Les événements de Tulsa ont coûté de 4 000 à plus de 10 000 dollars chacun, cette fourchette reflétant une production professionnelle, les déplacements des intervenants rémunérés, la location de matériel audio et vidéo, la construction de scène et de décor, et la restauration pour 100 à 200 participants ou plus. Cela a été rendu possible par un financement par subvention. La plupart des événements de section fonctionneront à une fraction de ce coût — une salle communautaire, de la nourriture simple, des intervenants locaux, des tracts dans le quartier.
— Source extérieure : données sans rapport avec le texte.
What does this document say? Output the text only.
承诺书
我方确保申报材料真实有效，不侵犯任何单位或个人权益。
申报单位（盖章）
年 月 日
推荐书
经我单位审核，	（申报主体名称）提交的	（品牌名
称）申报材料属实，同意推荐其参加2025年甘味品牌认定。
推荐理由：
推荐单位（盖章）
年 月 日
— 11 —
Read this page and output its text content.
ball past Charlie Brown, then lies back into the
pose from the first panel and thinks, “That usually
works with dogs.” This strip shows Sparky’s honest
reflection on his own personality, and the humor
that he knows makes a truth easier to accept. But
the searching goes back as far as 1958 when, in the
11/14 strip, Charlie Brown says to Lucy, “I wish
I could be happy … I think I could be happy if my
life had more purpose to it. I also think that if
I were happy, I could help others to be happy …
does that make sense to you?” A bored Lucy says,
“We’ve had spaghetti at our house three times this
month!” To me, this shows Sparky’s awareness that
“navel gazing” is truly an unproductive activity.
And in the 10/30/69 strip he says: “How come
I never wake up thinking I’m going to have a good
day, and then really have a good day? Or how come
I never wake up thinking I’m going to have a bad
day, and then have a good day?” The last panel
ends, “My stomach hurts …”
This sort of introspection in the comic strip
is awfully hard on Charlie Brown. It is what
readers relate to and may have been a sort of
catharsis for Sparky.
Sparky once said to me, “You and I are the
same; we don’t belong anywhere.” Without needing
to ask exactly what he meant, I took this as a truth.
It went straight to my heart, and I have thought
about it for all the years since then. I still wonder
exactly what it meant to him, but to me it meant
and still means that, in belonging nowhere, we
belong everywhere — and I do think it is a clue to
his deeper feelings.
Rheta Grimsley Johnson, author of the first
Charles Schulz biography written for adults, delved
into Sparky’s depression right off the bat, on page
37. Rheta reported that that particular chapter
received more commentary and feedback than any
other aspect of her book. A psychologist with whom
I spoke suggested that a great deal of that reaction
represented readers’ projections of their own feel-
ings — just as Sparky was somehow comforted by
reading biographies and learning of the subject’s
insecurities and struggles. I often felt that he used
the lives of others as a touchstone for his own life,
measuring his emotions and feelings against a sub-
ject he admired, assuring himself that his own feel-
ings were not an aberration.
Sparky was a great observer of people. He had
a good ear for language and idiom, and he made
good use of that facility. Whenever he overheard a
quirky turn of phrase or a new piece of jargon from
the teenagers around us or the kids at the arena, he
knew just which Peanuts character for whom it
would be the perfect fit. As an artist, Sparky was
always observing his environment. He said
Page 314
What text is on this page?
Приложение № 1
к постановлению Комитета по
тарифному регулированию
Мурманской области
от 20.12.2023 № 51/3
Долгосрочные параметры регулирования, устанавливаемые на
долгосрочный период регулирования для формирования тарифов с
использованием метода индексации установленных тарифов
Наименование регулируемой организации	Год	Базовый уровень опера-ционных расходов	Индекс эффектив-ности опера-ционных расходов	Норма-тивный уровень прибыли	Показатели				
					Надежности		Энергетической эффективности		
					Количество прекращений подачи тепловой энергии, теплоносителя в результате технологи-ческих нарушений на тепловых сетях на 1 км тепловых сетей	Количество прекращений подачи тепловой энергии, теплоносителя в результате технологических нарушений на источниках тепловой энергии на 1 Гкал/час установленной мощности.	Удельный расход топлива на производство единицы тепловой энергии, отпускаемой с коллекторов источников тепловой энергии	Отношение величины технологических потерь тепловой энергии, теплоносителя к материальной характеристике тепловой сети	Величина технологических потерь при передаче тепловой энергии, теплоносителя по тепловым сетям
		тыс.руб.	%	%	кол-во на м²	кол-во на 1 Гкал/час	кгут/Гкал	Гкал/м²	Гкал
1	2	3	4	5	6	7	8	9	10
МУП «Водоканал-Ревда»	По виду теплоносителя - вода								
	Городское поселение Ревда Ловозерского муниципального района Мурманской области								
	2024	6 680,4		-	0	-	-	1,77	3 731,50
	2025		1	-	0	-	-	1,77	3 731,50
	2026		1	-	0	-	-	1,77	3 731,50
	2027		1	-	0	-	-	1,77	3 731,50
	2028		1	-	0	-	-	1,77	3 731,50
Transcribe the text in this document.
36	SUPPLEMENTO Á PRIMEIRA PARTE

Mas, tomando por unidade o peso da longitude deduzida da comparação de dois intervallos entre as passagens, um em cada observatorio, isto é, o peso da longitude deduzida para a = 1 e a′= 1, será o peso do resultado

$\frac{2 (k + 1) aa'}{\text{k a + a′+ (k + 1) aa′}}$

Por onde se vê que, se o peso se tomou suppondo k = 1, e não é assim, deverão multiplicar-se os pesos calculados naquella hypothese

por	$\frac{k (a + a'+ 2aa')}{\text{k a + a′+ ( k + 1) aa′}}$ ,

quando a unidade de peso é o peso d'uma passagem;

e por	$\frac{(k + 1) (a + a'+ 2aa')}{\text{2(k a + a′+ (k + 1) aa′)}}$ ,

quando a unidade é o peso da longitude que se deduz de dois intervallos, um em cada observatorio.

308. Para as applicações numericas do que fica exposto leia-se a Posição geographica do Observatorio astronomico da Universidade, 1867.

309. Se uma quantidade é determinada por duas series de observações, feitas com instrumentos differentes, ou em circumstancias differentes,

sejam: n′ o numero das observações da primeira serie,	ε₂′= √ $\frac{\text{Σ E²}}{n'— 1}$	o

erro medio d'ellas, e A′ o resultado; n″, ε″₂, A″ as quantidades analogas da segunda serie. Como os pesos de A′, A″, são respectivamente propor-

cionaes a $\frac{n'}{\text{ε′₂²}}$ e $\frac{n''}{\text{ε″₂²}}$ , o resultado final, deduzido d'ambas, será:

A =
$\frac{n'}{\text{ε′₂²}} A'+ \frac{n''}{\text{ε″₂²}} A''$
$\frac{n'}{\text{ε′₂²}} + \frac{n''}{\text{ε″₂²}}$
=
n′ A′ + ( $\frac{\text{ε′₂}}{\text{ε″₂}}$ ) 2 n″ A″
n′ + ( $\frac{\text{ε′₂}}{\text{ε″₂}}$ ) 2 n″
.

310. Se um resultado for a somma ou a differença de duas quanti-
Cette plus petite échelle est normale. C’est aussi le point de départ de chaque section, Tulsa comprise.

L’Assemblée générale de Tulsa se tient toutes les deux semaines depuis la création de la section, avec une participation oscillant entre 15 et 45 membres. L’assemblée utilise une prise de décision par consentement, organise le travail au sein de Cercles imbriqués (Cercle racine, Cercle MarCom, Cercle Trésorerie, et d’autres) et fait tourner les rôles. C’est un modèle parmi d’autres. Chaque section façonne le sien.


La question pratique est la suivante : de quoi une section a-t-elle besoin pour réellement fonctionner ?

La réponse honnête est une Équipe d’amorçage : un petit groupe de trois à cinq personnes qui s’engagent sur les 60 à 90 premiers jours de travail, avant qu’une structure plus large de section ne soit en place. La composition compte plus que le nombre. Différents rôles au sein de l’Équipe d’amorçage prennent en charge différentes parties du travail initial.

Une Équipe d’amorçage fonctionnelle réunit généralement au moins trois capacités, qui peuvent être portées par trois personnes différentes ou par des membres aux rôles qui se recoupent :

  • Un catalyseur : une personne ayant une crédibilité locale et capable de remplir une salle. Souvent un universitaire, un organisateur, un professionnel en contact avec le public ou une figure communautaire. Sa voix et sa présence ancrent le premier moment public.
  • Un organisateur : une personne qui a le temps, le jugement et la persévérance pour gérer la logistique. Planifie les événements, fait les relances, tient les fils relationnels du groupe initial.
  • Une personne aux opérations : une personne à l’aise avec les documents partagés, les formulaires, les listes de diffusion et les outils techniques de base. Gère la liste de contacts, les ordres du jour des réunions, la documentation.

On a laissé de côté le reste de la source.